REP. BAKER: Not exactly. What I said was there will be no further action by this committee on this subject matter until conditions warrant action by the subcommittee. Assume for a moment, if you wish to pursue this discussion, that OFHEO comes back with another troubling report in the next two days or the next two months. Certainly the committee would want to receive that report and discuss the findings. I'm not suggesting, however, we would move on a legislative proposal in the next five days. There's certainly not time to do so. It would likely be early next year a reform proposal introduced; it would go through due process, all members would be heard; and certainly the enterprises and all those who have a stake in this matter would be given ample opportunity to voice their opinion. And I don't know exactly the sensitivity that you and the gentle lady are addressing-there's not going to be anything introduced tomorrow that takes page 46 of this report and makes it a new regulation, if that's what you're after.
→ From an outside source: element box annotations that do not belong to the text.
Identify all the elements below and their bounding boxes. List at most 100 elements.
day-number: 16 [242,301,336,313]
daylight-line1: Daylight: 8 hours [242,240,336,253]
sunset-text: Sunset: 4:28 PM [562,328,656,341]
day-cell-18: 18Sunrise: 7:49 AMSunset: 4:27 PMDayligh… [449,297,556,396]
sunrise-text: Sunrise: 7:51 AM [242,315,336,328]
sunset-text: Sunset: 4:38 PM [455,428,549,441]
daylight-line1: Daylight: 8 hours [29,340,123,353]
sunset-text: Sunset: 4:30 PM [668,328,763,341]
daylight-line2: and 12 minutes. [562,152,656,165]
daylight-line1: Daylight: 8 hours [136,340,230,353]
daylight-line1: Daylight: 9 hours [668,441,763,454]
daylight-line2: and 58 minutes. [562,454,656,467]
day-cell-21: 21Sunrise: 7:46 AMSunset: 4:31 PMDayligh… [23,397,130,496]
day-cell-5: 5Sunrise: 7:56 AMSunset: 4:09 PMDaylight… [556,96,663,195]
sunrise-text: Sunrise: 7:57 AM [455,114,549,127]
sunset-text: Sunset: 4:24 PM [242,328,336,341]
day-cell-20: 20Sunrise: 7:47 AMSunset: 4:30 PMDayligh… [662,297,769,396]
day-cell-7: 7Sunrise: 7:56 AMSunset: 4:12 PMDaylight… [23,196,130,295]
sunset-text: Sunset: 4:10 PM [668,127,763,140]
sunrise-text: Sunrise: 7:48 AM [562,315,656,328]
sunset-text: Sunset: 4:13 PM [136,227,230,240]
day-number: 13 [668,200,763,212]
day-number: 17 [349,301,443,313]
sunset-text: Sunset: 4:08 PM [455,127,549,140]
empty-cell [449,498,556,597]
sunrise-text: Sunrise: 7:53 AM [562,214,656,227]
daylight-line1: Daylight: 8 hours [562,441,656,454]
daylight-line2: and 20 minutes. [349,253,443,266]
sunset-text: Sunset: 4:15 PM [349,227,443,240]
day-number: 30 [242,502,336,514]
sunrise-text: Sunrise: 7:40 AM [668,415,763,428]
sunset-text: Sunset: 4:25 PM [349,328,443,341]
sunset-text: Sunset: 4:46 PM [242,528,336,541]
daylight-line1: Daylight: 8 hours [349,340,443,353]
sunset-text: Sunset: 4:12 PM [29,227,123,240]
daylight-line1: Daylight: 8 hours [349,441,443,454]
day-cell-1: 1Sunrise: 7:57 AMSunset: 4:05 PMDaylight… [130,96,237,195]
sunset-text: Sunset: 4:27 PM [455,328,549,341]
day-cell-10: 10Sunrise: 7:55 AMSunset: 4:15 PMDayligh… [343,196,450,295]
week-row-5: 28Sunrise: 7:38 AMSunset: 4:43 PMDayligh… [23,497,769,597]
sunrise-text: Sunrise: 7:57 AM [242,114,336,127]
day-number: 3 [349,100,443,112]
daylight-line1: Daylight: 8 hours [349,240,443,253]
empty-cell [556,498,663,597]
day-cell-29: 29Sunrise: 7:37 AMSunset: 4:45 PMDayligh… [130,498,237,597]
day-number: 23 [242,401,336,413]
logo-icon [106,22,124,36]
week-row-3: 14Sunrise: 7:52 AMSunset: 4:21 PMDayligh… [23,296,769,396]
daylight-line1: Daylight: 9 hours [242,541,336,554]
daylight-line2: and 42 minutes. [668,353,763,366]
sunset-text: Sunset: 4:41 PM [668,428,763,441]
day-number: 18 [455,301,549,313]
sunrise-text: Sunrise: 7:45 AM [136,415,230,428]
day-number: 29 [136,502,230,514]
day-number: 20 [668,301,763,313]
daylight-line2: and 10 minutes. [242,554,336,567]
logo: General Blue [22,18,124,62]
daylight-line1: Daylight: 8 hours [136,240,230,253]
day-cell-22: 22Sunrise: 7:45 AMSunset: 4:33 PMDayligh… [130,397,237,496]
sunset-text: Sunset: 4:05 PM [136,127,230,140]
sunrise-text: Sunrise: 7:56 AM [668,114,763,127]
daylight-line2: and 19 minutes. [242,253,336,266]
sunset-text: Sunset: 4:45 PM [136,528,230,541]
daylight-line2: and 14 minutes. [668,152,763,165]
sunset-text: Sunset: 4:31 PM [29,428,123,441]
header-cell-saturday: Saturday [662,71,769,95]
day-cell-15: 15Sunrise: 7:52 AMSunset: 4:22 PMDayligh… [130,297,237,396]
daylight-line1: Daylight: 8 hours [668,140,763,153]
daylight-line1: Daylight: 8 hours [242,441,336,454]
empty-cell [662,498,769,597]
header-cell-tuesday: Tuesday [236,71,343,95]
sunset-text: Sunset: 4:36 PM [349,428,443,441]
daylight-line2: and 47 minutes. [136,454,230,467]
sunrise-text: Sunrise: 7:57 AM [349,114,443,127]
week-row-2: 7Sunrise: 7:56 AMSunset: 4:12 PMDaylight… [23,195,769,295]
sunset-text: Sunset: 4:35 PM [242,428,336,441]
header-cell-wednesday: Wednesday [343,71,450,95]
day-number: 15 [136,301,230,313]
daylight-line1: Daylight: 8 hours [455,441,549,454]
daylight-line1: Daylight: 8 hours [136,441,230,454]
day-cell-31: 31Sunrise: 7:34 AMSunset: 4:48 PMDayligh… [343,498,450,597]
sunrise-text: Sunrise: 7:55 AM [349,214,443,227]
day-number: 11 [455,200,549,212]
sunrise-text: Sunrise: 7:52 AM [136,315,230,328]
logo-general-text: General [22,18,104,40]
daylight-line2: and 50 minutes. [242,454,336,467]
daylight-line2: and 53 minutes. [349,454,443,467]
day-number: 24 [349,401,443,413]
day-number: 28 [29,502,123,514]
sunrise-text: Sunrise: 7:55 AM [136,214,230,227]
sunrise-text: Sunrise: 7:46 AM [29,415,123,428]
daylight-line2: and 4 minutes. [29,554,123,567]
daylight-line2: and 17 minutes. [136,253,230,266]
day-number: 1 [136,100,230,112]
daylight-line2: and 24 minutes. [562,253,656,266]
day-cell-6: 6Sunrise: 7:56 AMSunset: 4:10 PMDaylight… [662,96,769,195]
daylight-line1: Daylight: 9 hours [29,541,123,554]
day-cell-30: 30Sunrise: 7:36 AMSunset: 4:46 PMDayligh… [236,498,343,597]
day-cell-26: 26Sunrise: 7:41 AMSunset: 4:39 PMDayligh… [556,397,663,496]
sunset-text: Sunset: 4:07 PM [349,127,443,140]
REP. SCOTT: The-you mentioned in the event that there may be another report. Is there any indication or evidence on your part that OFHEO is contemplating or putting forward another report?

REP. BAKER: Oh, no. Let me make it clear one more time I have no information that any other member does not have. I have had no phone calls from anybody. I asked the director in the public view today, Mr. Director, what's your next step? -- hoping that that would send the signal that whatever he told me he was going to tell you.

REP. SCOTT: Right.

REP. BAKER: That's all I know.

REP. SCOTT: All right.

REP. BAKER: And when I know more, I'll be happy to share it. And in the meantime, I hope I don't see you all till January. (Laughter.)

If there is no further business for this committee, we stand adjourned.